Under the ISO program, called the Fire Suppression Rating Schedule, communities can score between1 and 10, with Class 1 being the most exemplary and Class 10 being the least. Historically, residential communities with the worst ISO ratings have had fire losses that were more than twice the amount of losses in communities with the best ratings, according to studies conducted by ISO.
To come up with the ratings, ISO evaluates three areas:
• 50 percent of the score looks at your local fire department, including staffing, training, geographic distribution of firehouses and adequacy of the fire equipment.
• 40 percent of the score takes into account the community’s water supply, including the placement and condition of fire hydrants and the amount of water that's available to put out fires.
• 10 percent of the score measures the efficiency of emergency communications, such as the 911 system and the number of emergency dispatchers.
A benchmark for communities
Not only does the ISO rating help insurers measure a community’s risk of fire damage, but it helps cities and towns improve their emergency preparedness. “The program provides an objective, countrywide standard that helps fire departments in planning and budgeting for facilities, equipment and training,” says Joseph Masington, assistant vice president of ISO's Risk Decision Services.
Orlando, Fla., is one city that has benefited from an improved ISO rating.

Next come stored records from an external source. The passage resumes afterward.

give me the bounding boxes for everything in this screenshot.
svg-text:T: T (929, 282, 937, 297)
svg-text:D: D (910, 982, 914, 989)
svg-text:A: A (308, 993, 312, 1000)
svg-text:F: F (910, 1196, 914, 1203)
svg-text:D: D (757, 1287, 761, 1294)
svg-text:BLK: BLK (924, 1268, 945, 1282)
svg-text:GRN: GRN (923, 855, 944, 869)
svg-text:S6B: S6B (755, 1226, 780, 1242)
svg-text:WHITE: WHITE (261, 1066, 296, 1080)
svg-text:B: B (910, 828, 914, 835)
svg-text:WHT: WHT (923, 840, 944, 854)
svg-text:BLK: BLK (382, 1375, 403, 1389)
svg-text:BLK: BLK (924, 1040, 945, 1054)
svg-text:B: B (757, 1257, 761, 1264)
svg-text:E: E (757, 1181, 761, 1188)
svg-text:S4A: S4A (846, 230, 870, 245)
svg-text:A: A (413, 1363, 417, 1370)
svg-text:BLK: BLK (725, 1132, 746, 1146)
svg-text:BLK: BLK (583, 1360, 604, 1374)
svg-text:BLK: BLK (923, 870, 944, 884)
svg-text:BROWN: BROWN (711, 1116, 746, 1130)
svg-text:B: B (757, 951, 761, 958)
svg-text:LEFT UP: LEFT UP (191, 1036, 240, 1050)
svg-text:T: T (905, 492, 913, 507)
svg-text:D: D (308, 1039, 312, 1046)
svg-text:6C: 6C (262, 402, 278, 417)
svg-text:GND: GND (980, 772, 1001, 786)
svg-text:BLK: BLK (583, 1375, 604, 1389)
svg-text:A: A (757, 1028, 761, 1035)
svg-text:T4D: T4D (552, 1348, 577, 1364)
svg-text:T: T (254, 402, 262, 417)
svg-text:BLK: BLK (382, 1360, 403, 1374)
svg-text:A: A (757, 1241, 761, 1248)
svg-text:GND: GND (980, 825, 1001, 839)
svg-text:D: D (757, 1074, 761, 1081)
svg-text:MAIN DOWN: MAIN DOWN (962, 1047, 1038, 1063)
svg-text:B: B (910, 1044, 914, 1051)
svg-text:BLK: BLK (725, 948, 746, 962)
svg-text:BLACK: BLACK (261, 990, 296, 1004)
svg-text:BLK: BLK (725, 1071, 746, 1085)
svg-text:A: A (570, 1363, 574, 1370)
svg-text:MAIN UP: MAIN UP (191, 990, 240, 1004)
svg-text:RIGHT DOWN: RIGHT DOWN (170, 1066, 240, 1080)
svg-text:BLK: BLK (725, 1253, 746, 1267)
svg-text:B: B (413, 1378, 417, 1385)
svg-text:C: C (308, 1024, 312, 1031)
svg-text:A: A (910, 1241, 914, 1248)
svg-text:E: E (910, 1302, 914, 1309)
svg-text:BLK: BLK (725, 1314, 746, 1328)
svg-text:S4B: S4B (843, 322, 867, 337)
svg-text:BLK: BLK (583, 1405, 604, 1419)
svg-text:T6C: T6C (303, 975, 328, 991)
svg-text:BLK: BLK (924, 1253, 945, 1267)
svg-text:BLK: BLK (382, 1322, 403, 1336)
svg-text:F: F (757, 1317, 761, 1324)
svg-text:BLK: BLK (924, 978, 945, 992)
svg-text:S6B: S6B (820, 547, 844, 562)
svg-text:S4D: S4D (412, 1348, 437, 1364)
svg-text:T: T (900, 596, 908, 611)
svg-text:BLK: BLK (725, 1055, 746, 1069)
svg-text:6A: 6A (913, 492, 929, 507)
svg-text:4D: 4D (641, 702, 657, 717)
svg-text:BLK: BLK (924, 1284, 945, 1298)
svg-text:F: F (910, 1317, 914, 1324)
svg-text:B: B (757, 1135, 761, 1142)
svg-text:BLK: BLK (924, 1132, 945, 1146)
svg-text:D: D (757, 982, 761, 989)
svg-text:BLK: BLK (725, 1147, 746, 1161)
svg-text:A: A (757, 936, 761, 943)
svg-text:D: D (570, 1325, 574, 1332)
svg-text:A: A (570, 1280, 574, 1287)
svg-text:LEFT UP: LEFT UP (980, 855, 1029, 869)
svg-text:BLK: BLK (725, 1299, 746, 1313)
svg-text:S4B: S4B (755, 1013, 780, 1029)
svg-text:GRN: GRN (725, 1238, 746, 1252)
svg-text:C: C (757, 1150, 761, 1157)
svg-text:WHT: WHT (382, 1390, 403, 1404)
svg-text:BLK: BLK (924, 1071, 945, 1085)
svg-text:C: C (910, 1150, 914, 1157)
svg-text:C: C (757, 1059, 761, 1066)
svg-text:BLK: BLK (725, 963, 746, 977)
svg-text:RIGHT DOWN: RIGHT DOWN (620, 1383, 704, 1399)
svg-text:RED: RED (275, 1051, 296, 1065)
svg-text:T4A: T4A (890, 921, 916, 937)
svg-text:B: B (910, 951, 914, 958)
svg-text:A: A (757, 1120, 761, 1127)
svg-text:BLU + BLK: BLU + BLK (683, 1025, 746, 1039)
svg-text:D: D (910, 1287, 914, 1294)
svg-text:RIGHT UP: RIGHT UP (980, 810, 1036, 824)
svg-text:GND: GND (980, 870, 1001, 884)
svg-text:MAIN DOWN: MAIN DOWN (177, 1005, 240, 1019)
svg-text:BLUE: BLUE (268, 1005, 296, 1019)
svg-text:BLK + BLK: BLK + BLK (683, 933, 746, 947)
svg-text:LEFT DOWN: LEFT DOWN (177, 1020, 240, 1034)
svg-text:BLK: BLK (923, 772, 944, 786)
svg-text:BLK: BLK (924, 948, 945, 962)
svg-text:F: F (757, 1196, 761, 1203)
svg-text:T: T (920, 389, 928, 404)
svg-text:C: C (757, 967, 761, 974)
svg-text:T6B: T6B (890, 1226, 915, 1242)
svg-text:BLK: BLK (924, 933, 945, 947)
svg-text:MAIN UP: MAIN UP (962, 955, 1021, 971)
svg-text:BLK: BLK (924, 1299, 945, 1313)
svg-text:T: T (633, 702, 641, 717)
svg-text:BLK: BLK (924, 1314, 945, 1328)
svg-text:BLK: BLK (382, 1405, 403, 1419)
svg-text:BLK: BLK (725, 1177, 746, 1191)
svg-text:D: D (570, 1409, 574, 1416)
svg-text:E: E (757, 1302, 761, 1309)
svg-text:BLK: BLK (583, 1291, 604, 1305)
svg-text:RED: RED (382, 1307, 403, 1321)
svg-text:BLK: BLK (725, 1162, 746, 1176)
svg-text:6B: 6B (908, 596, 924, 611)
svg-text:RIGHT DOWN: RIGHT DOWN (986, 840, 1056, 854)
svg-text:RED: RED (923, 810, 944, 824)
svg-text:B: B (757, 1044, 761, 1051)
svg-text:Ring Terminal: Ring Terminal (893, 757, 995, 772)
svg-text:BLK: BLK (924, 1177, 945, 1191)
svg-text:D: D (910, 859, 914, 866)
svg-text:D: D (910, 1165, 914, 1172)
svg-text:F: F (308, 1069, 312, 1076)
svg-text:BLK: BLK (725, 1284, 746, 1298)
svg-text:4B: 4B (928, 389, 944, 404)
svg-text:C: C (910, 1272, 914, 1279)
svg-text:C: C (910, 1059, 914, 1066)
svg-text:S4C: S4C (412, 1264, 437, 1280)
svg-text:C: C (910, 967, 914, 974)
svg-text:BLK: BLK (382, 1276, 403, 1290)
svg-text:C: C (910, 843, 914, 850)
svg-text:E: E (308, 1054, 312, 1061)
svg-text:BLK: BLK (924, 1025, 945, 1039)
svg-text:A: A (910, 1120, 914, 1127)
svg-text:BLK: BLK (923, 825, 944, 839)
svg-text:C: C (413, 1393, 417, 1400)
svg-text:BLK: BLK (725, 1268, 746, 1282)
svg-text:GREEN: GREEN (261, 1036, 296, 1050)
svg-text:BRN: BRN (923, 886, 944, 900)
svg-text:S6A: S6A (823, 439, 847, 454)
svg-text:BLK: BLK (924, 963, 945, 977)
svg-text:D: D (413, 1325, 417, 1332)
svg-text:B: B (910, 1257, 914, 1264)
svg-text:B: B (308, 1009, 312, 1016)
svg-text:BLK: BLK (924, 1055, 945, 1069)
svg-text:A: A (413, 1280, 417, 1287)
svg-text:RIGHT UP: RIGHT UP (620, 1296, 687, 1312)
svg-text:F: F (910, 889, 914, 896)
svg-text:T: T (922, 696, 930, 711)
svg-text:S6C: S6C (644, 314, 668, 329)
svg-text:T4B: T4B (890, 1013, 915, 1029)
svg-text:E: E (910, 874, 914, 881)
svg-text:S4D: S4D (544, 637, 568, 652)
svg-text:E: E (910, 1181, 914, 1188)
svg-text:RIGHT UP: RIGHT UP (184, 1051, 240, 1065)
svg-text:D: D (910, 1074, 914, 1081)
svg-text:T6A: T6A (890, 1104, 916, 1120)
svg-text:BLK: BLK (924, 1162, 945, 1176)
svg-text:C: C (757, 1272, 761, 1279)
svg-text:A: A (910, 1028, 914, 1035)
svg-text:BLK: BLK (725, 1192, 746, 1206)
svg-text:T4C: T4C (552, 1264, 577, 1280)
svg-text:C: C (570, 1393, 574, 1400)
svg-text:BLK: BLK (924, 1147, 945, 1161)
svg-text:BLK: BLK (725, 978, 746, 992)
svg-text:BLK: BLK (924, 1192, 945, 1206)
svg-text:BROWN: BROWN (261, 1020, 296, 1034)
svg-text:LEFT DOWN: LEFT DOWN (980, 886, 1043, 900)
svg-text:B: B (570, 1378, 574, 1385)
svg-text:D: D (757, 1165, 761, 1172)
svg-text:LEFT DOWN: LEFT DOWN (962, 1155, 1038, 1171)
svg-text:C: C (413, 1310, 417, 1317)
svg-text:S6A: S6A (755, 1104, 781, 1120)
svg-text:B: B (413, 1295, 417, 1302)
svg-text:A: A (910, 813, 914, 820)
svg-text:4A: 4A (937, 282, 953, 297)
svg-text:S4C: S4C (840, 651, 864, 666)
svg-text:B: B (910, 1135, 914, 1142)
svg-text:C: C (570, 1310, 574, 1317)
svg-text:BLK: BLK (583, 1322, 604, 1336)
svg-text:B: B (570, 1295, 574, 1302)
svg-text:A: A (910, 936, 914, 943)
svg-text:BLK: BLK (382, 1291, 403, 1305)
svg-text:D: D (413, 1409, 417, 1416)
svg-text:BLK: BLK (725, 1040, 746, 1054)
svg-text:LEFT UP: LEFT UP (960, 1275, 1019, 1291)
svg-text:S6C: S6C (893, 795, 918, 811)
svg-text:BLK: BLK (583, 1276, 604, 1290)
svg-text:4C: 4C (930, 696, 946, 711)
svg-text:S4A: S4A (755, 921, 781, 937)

In 2007, it went from a 2 to a 1, the highest possible rating.
To get there, the city added fire stations and 60 personnel, as well as fire engines and other equipment. The city also relocated some of its firefighting equipment to areas of the city with greater needs, and kept better track of equipment maintenance, firefighter training and inspection records, says Frank Cornier, deputy chief of the Orlando Fire Department.
The ISO ratings “are a measuring point,” Cornier says. By zeroing in on areas that needed improvement, “the city made the commitment to protect the citizens properly,” he says.
Like Orlando, other communities can improve their ratings by making changes in the three evaluated areas.
ISO requests updated information from communities at least every two years, Masington says. In areas of the country experiencing explosive population growth, the request is made at least once a year. ISO also invites communities to let it know about substantial changes have happened since the last evaluation.
Consumer payoff not clear
Consumers always should shop around for the best deal on home insurance, regardless of what a community’s ISO rating is, experts say. If your community's rating goes up, it may or may not make a difference in your home insurance premium, says Jason Moon, a spokesman for the Michigan Office of Financial and Insurance Regulation.
Some insurance companies don’t use the ISO ratings in their calculations of premiums, while others use the ratings along with a number of other factors such as the age of a home and the type of roof. And while a better ISO rating could lead to a premium reduction, changes in the home’s replacement costs or blemishes on the homeowner’s credit history could offset that, according to the Kansas Insurance Department.
When insurers do use ISO ratings and a rating improvement occurs, changes to premiums typically are calculated when policies come up for renewal. It’s unlikely that a homeowner would be offered a lower premium during a policy term. But that actually can benefit the consumer if the community receives a less favorable ISO rating, since that could cause your premium to jump, says Jim Newins, director of the Property and Casualty Division at the Kansas Insurance Department.
With so many variables involved, it’s nearly impossible for consumers to predict how much money an improved ISO rating could save them, but they should be aware of any factors that might make a difference.
“The consumer should really work with a licensed agent to see if any changes that happened from year to year can lead to a better rate,” Moon says.